WASHINGTON — The Pentagon’s clearinghouse on artificial intelligence is set to deliver a new tool to special operators to conduct psychological operations in near-real time in the information environment.
The tool, called Entropy, is meant to reduce the cognitive burden on personnel performing military information support operations, an official said during a virtual presentation on Sept. 10 during the Department of Defense AI Symposium.
In its simplest form, Entropy, under development by the Joint AI Center, will ingest data streams consisting of both text and video from what the military calls the information environment, or more commonly the internet, and provide the operators with summaries of trends based on the information.
This is what officials described as the passive portion. An active portion, which is still under consideration, would build upon the passive component by taking the topics identified, feeding them into a language model, and downselecting messages for the team to review and score. This would help train the algorithm to improve. This version would also push those messages into the information environment.

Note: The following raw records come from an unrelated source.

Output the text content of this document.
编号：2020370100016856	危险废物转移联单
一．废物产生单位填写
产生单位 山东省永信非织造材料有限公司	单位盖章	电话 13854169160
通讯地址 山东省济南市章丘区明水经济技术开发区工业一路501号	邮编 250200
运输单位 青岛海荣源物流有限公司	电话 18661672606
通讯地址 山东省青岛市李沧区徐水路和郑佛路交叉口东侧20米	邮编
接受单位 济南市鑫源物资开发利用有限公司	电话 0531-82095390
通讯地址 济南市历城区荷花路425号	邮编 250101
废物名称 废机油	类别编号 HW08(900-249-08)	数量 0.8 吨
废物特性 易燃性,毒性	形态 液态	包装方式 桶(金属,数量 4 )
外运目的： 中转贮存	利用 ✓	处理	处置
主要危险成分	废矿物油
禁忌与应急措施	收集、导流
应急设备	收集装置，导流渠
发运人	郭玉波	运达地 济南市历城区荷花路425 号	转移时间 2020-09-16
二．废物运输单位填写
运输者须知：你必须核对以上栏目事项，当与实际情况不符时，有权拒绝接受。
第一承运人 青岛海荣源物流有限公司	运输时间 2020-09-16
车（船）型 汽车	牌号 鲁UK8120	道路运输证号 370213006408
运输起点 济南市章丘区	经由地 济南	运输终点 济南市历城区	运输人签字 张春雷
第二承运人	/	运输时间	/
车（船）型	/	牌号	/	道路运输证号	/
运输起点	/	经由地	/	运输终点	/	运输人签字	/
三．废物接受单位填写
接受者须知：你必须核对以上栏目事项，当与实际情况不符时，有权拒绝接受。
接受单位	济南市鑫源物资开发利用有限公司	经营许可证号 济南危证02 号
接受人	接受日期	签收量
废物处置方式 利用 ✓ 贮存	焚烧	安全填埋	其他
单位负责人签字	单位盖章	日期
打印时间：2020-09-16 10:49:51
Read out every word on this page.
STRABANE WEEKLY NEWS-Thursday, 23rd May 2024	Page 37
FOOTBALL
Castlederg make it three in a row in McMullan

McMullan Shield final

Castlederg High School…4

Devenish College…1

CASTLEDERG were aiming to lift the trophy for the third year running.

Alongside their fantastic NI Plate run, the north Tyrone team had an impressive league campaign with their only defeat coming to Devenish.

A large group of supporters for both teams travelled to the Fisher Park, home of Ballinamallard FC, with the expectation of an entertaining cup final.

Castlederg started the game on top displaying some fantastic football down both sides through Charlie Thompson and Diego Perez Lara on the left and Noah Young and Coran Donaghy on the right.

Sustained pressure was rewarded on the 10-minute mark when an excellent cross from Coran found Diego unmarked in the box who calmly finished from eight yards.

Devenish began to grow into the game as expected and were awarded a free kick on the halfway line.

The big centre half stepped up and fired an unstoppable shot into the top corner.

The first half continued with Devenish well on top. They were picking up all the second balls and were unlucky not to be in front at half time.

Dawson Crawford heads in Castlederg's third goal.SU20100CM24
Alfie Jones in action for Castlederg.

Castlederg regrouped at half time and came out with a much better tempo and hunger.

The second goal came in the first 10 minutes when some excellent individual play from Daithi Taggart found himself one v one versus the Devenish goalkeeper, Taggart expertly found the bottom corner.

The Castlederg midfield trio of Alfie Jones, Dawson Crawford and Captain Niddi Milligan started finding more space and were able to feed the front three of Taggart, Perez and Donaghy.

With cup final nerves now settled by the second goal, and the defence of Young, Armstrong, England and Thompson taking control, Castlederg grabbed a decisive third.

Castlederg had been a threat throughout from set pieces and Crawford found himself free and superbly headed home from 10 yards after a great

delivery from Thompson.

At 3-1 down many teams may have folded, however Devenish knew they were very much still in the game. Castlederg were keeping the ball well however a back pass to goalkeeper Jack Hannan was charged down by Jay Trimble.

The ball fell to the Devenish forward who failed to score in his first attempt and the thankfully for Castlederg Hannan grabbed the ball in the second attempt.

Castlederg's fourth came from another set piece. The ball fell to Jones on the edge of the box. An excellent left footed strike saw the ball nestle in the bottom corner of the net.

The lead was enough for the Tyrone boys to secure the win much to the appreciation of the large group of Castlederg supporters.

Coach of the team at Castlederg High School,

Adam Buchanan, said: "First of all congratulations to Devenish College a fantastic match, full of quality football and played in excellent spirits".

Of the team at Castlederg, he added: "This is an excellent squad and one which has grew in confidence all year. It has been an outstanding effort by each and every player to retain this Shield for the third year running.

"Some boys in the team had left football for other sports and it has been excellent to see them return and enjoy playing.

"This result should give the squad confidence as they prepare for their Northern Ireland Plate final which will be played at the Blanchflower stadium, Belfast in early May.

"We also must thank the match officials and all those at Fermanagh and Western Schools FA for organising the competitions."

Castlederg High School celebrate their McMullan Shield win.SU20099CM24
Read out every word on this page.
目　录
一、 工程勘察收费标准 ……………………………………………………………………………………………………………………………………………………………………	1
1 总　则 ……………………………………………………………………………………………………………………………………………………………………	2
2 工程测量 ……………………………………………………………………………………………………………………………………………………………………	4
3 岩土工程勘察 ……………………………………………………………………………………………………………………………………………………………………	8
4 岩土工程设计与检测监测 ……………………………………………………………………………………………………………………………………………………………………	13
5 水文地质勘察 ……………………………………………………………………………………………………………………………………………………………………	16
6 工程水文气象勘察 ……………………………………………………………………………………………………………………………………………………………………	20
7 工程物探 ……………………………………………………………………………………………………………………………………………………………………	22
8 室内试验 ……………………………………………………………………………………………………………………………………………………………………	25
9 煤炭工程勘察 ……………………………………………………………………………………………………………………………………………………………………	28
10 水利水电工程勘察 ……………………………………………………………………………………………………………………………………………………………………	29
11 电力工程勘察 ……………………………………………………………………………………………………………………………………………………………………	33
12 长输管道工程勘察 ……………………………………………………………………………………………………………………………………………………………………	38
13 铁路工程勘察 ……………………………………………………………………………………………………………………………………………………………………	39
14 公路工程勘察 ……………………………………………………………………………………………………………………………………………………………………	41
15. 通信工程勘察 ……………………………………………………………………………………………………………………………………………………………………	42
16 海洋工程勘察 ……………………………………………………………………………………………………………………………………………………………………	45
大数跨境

Given the pace of information in today’s environment, operators need to be able to ingest content and rapidly respond with counter messages or shaping messages of their own. Entropy seeks to facilitate forces to compete in this dynamic environment in near-real time.
“As we look at the ability to influence and shape in this environment, we’re going to have to have artificial intelligence and machine-learning tools, specifically for information ops that hit a very broad portfolio,” Gen. Richard Clarke, the head of of Special Operations Command, said at the Special Operations Forces Industry Conference in May.
“We’re going to have to understand how the adversary is thinking, how the population is thinking, and work in these spaces in time of relevance. If you’re not at speed, you won’t be relevant," Clarke added. "What we need is adapting data tech that will actually work in this space and we can use it for our organization.”
A minimum viable product for Entropy has already been built and is undergoing testing. The system was designed for Special Operations Command Pacific and focuses on three languages: Tagalog, Mandarin and English. Officials said it could be deployed to another region, but it would require language retraining.
The architecture also allows for third-party integration into commercial or government-built platforms, according to the presentation at the AI Syposium.
The Entropy project is part of the Joint AI Center’s newest pillar, dubbed Joint Information Warfare. Previously, this was the national cyber mission initiative, but has now expanded to include information operations and electronic warfare.
It’s unclear what electronic warfare efforts have taken place under Joint Information Warfare, but previously artificial intelligence and machine-learning initiatives in the electronic warfare space across the DoD have zeroed in on faster signal classification and improving the department’s understanding of the electromagnetic spectrum for operational planning.
Joint Information Warfare’s goals are to provide “AI-enabled information solutions to DoD and the joint force that will contribute to information advantage in all domains and the EMS through assurance, resilience, flexibility and security,” according to the presentation.
“Externally, our biggest challenge is the scope of our mission space; cyber, IO and EW each represent large joint disciplines. Clearly understanding the needs of each community and, more importantly, identifying where AI can have a mission impact is critical to our success,” said Col. Pete Tortorici, director of the new pillar.
Mark Pomerleau is a reporter for C4ISRNET, covering information warfare and cyberspace.